Jeremy Adams, communications chairman of Mr. Hudak's campaign, said the announcement was not an attempt to follow Mr. Hillier.
"Mr. Hudak has been quite vocal about this issue for some time," he said.
The race is expected to heat up now that the deadline has passed for signing up new party members. Christine Hogarth, executive director of the Ontario PC Party, said the party has about 40,000 members after about 32,000 new ones were signed up by Thursday's deadline.
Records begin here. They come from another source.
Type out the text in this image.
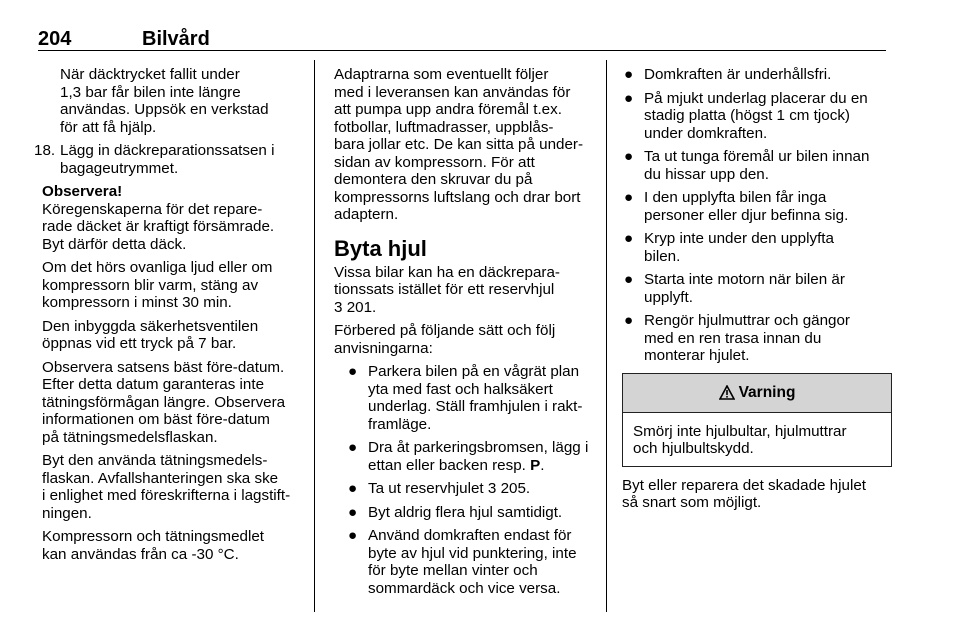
204	Bilvård

När däcktrycket fallit under
1,3 bar får bilen inte längre
användas. Uppsök en verkstad
för att få hjälp.

18. Lägg in däckreparationssatsen i
bagageutrymmet.

Observera!

Köregenskaperna för det repare-
rade däcket är kraftigt försämrade.
Byt därför detta däck.

Om det hörs ovanliga ljud eller om
kompressorn blir varm, stäng av
kompressorn i minst 30 min.

Den inbyggda säkerhetsventilen
öppnas vid ett tryck på 7 bar.

Observera satsens bäst före-datum.
Efter detta datum garanteras inte
tätningsförmågan längre. Observera
informationen om bäst före-datum
på tätningsmedelsflaskan.

Byt den använda tätningsmedels-
flaskan. Avfallshanteringen ska ske
i enlighet med föreskrifterna i lagstift-
ningen.

Kompressorn och tätningsmedlet
kan användas från ca -30 °C.

Adaptrarna som eventuellt följer
med i leveransen kan användas för
att pumpa upp andra föremål t.ex.
fotbollar, luftmadrasser, uppblås-
bara jollar etc. De kan sitta på under-
sidan av kompressorn. För att
demontera den skruvar du på
kompressorns luftslang och drar bort
adaptern.

Byta hjul

Vissa bilar kan ha en däckrepara-
tionssats istället för ett reservhjul
3 201.

Förbered på följande sätt och följ
anvisningarna:

● Parkera bilen på en vågrät plan
yta med fast och halksäkert
underlag. Ställ framhjulen i rakt-
framläge.
● Dra åt parkeringsbromsen, lägg i
ettan eller backen resp. P.
● Ta ut reservhjulet 3 205.
● Byt aldrig flera hjul samtidigt.
● Använd domkraften endast för
byte av hjul vid punktering, inte
för byte mellan vinter och
sommardäck och vice versa.
● Domkraften är underhållsfri.
● På mjukt underlag placerar du en
stadig platta (högst 1 cm tjock)
under domkraften.
● Ta ut tunga föremål ur bilen innan
du hissar upp den.
● I den upplyfta bilen får inga
personer eller djur befinna sig.
● Kryp inte under den upplyfta
bilen.
● Starta inte motorn när bilen är
upplyft.
● Rengör hjulmuttrar och gängor
med en ren trasa innan du
monterar hjulet.
Varning
Smörj inte hjulbultar, hjulmuttrar
och hjulbultskydd.

Byt eller reparera det skadade hjulet
så snart som möjligt.
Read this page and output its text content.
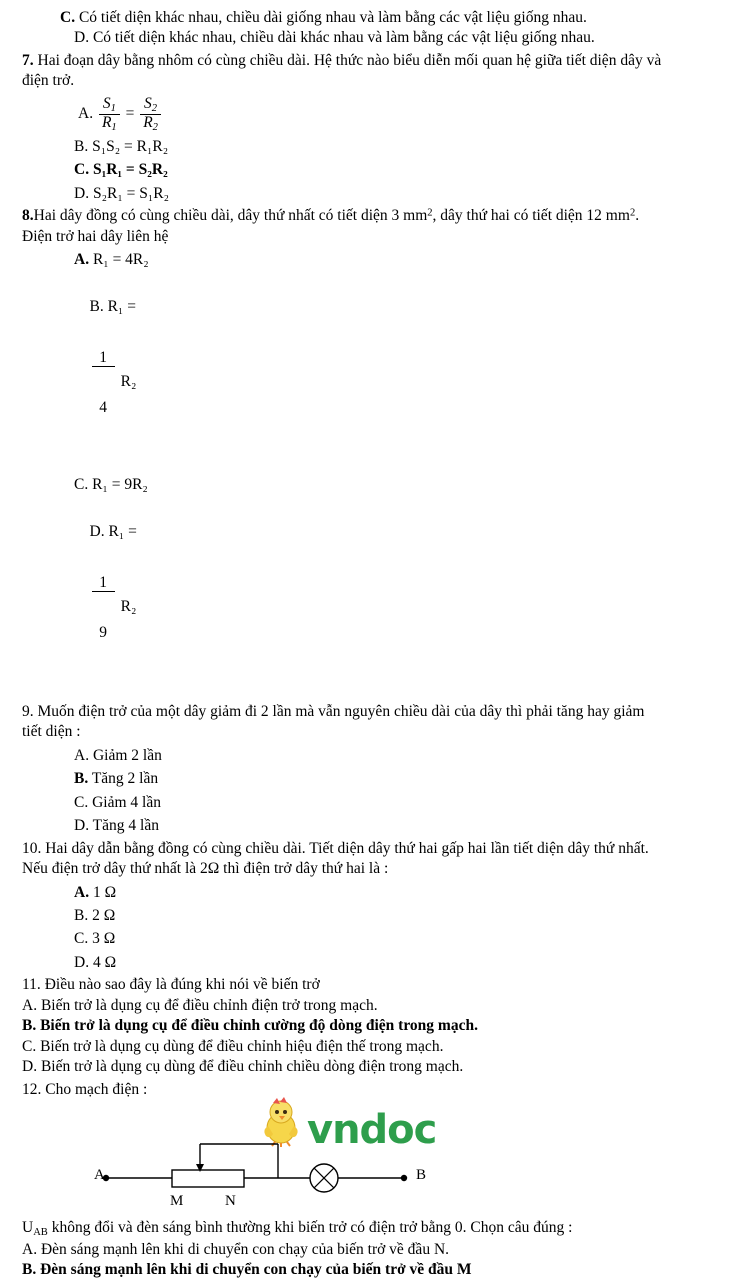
C. Có tiết diện khác nhau, chiều dài giống nhau và làm bằng các vật liệu giống nhau.
D. Có tiết diện khác nhau, chiều dài khác nhau và làm bằng các vật liệu giống nhau.
7. Hai đoạn dây bằng nhôm có cùng chiều dài. Hệ thức nào biểu diễn mối quan hệ giữa tiết diện dây và
điện trở.
A. $\frac{S_1}{R_1} = \frac{S_2}{R_2}$
B. S₁S₂ = R₁R₂
C. S₁R₁ = S₂R₂
D. S₂R₁ = S₁R₂
8.Hai dây đồng có cùng chiều dài, dây thứ nhất có tiết diện 3 $mm^2$, dây thứ hai có tiết diện 12 $mm^2$.
Điện trở hai dây liên hệ
A. R₁ = 4R₂

B. R₁ =

$\frac{1}{4} R_2$

C. R₁ = 9R₂

D. R₁ =

$\frac{1}{9} R_2$

9. Muốn điện trở của một dây giảm đi 2 lần mà vẫn nguyên chiều dài của dây thì phải tăng hay giảm
tiết diện :
A. Giảm 2 lần
B. Tăng 2 lần
C. Giảm 4 lần
D. Tăng 4 lần
10. Hai dây dẫn bằng đồng có cùng chiều dài. Tiết diện dây thứ hai gấp hai lần tiết diện dây thứ nhất.
Nếu điện trở dây thứ nhất là 2Ω thì điện trở dây thứ hai là :
A. 1 Ω
B. 2 Ω
C. 3 Ω
D. 4 Ω
11. Điều nào sao đây là đúng khi nói về biến trở
A. Biến trở là dụng cụ để điều chỉnh điện trở trong mạch.
B. Biến trở là dụng cụ để điều chỉnh cường độ dòng điện trong mạch.
C. Biến trở là dụng cụ dùng để điều chỉnh hiệu điện thế trong mạch.
D. Biến trở là dụng cụ dùng để điều chỉnh chiều dòng điện trong mạch.
12. Cho mạch điện :
vndoc
A	B
M	N
$U_{AB}$ không đổi và đèn sáng bình thường khi biến trở có điện trở bằng 0. Chọn câu đúng :
A. Đèn sáng mạnh lên khi di chuyển con chạy của biến trở về đầu N.
B. Đèn sáng mạnh lên khi di chuyển con chạy của biến trở về đầu M
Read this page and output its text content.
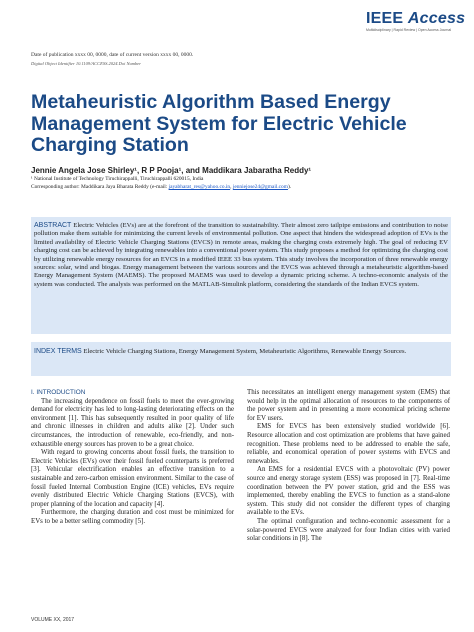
IEEE Access
Multidisciplinary | Rapid Review | Open Access Journal
Date of publication xxxx 00, 0000, date of current version xxxx 00, 0000.
Digital Object Identifier 10.1109/ACCESS.2024.Doi Number
Metaheuristic Algorithm Based Energy
Management System for Electric Vehicle
Charging Station
Jennie Angela Jose Shirley¹, R P Pooja¹, and Maddikara Jabaratha Reddy¹
¹ National Institute of Technology Tiruchirappalli, Tiruchirappalli 620015, India
Corresponding author: Maddikara Jaya Bharata Reddy (e-mail: jayabharat_res@yahoo.co.in, jenniejose24@gmail.com).
ABSTRACT Electric Vehicles (EVs) are at the forefront of the transition to sustainability. Their almost zero tailpipe emissions and contribution to noise pollution make them suitable for minimizing the current levels of environmental pollution. One aspect that hinders the widespread adoption of EVs is the limited availability of Electric Vehicle Charging Stations (EVCS) in remote areas, making the charging costs extremely high. The goal of reducing EV charging cost can be achieved by integrating renewables into a conventional power system. This study proposes a method for optimizing the charging cost by utilizing renewable energy resources for an EVCS in a modified IEEE 33 bus system. This study involves the incorporation of three renewable energy sources: solar, wind and biogas. Energy management between the various sources and the EVCS was achieved through a metaheuristic algorithm-based Energy Management System (MAEMS). The proposed MAEMS was used to develop a dynamic pricing scheme. A techno-economic analysis of the system was conducted. The analysis was performed on the MATLAB-Simulink platform, considering the standards of the Indian EVCS system.
INDEX TERMS Electric Vehicle Charging Stations, Energy Management System, Metaheuristic Algorithms, Renewable Energy Sources.

I. INTRODUCTION

The increasing dependence on fossil fuels to meet the ever-growing demand for electricity has led to long-lasting deteriorating effects on the environment [1]. This has subsequently resulted in poor quality of life and chronic illnesses in children and adults alike [2]. Under such circumstances, the introduction of renewable, eco-friendly, and non-exhaustible energy sources has proven to be a great choice.

With regard to growing concerns about fossil fuels, the transition to Electric Vehicles (EVs) over their fossil fueled counterparts is preferred [3]. Vehicular electrification enables an effective transition to a sustainable and zero-carbon emission environment. Similar to the case of fossil fueled Internal Combustion Engine (ICE) vehicles, EVs require evenly distributed Electric Vehicle Charging Stations (EVCS), with proper planning of the location and capacity [4].

Furthermore, the charging duration and cost must be minimized for EVs to be a better selling commodity [5].

This necessitates an intelligent energy management system (EMS) that would help in the optimal allocation of resources to the components of the power system and in presenting a more economical pricing scheme for EV users.

EMS for EVCS has been extensively studied worldwide [6]. Resource allocation and cost optimization are problems that have gained recognition. These problems need to be addressed to enable the safe, reliable, and economical operation of power systems with EVCS and renewables.

An EMS for a residential EVCS with a photovoltaic (PV) power source and energy storage system (ESS) was proposed in [7]. Real-time coordination between the PV power station, grid and the ESS was implemented, thereby enabling the EVCS to function as a stand-alone system. This study did not consider the different types of charging available to the EVs.

The optimal configuration and techno-economic assessment for a solar-powered EVCS were analyzed for four Indian cities with varied solar conditions in [8]. The

VOLUME XX, 2017
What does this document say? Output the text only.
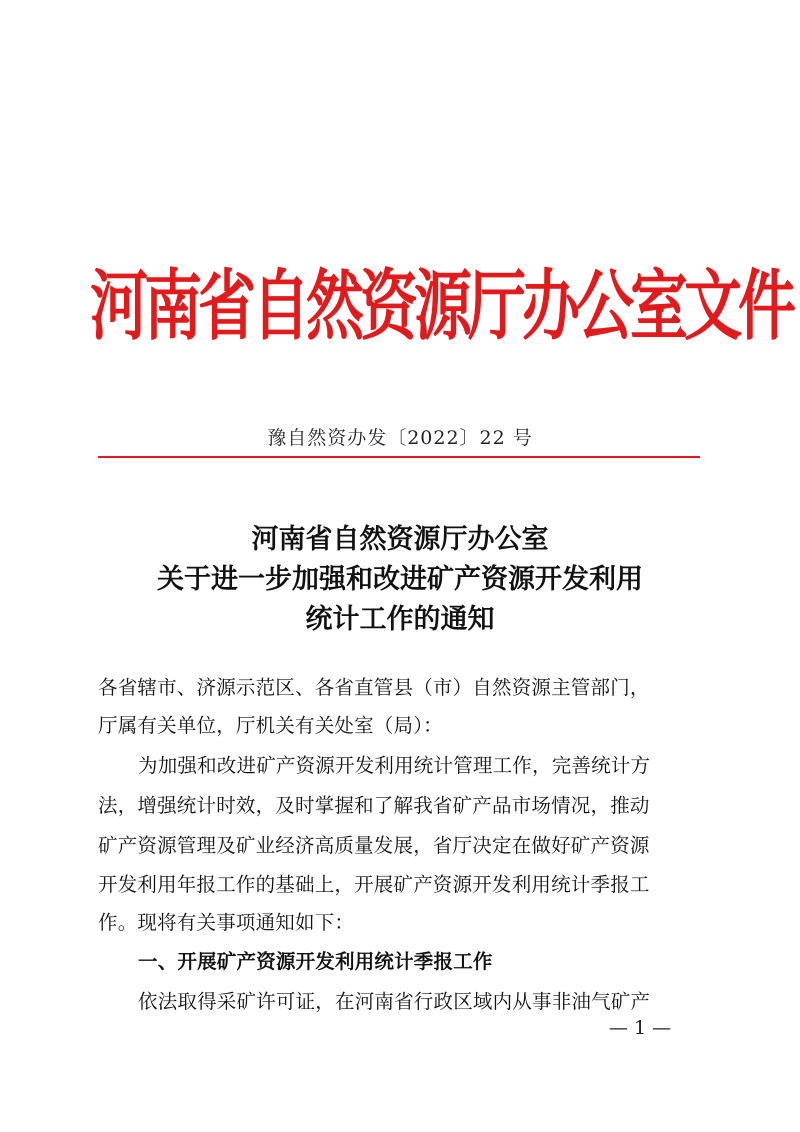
河南省自然资源厅办公室文件
豫自然资办发〔2022〕22 号
河南省自然资源厅办公室
关于进一步加强和改进矿产资源开发利用
统计工作的通知
各省辖市、济源示范区、各省直管县（市）自然资源主管部门，
厅属有关单位，厅机关有关处室（局）：
为加强和改进矿产资源开发利用统计管理工作，完善统计方
法，增强统计时效，及时掌握和了解我省矿产品市场情况，推动
矿产资源管理及矿业经济高质量发展，省厅决定在做好矿产资源
开发利用年报工作的基础上，开展矿产资源开发利用统计季报工
作。现将有关事项通知如下：
一、开展矿产资源开发利用统计季报工作
依法取得采矿许可证，在河南省行政区域内从事非油气矿产
— 1 —
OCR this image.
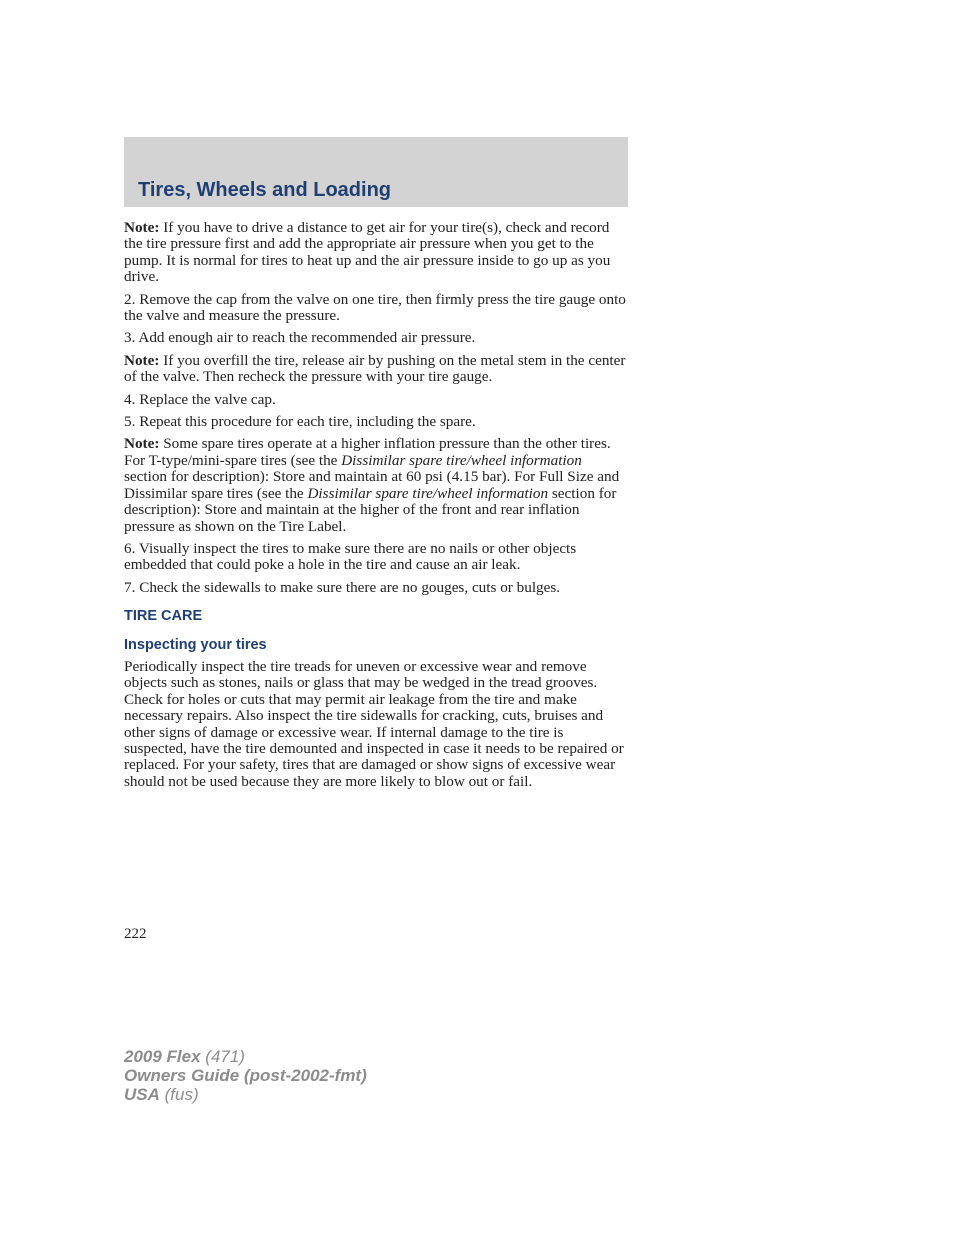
Tires, Wheels and Loading

Note: If you have to drive a distance to get air for your tire(s), check and record the tire pressure first and add the appropriate air pressure when you get to the pump. It is normal for tires to heat up and the air pressure inside to go up as you drive.

2. Remove the cap from the valve on one tire, then firmly press the tire gauge onto the valve and measure the pressure.

3. Add enough air to reach the recommended air pressure.

Note: If you overfill the tire, release air by pushing on the metal stem in the center of the valve. Then recheck the pressure with your tire gauge.

4. Replace the valve cap.

5. Repeat this procedure for each tire, including the spare.

Note: Some spare tires operate at a higher inflation pressure than the other tires. For T-type/mini-spare tires (see the Dissimilar spare tire/wheel information section for description): Store and maintain at 60 psi (4.15 bar). For Full Size and Dissimilar spare tires (see the Dissimilar spare tire/wheel information section for description): Store and maintain at the higher of the front and rear inflation pressure as shown on the Tire Label.

6. Visually inspect the tires to make sure there are no nails or other objects embedded that could poke a hole in the tire and cause an air leak.

7. Check the sidewalls to make sure there are no gouges, cuts or bulges.

TIRE CARE
Inspecting your tires

Periodically inspect the tire treads for uneven or excessive wear and remove objects such as stones, nails or glass that may be wedged in the tread grooves. Check for holes or cuts that may permit air leakage from the tire and make necessary repairs. Also inspect the tire sidewalls for cracking, cuts, bruises and other signs of damage or excessive wear. If internal damage to the tire is suspected, have the tire demounted and inspected in case it needs to be repaired or replaced. For your safety, tires that are damaged or show signs of excessive wear should not be used because they are more likely to blow out or fail.

222
2009 Flex (471)
Owners Guide (post-2002-fmt)
USA (fus)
Campaign officials would not disclose how many members each candidate signed up ahead of the leadership vote on June 27, but they all said their candidate's numbers exceeded expectations. Mr. Adams noted that Mr. Hudak has the support of half of the 24 provincial Tory caucus members, along with 17 federal Conservative MPs and 50 riding presidents.
"There's tremendous momentum for Tim Hudak as the best choice for leader," he said.
Mr. Hillier is attracting support from a cross section of libertarians, social conservatives and fiscal conservatives, said Tristan Emmanuel, his campaign manager.
"The abolition of the Human Rights Tribunal has been a huge draw for us," he said, adding that Mr. Hillier's campaign officials are happy that Mr. Hudak has made it part of his campaign. "Hopefully that means it will find a home in this party regardless of what happens," he said.
Party insiders also said Mr. Klees is doing better than anyone expected, especially in the ethnic communities. He also got some help from Christian right leader Charles McVety, who sent out an e-mail urging people to register to vote and saying he is going to cast his ballot for Mr. Klees.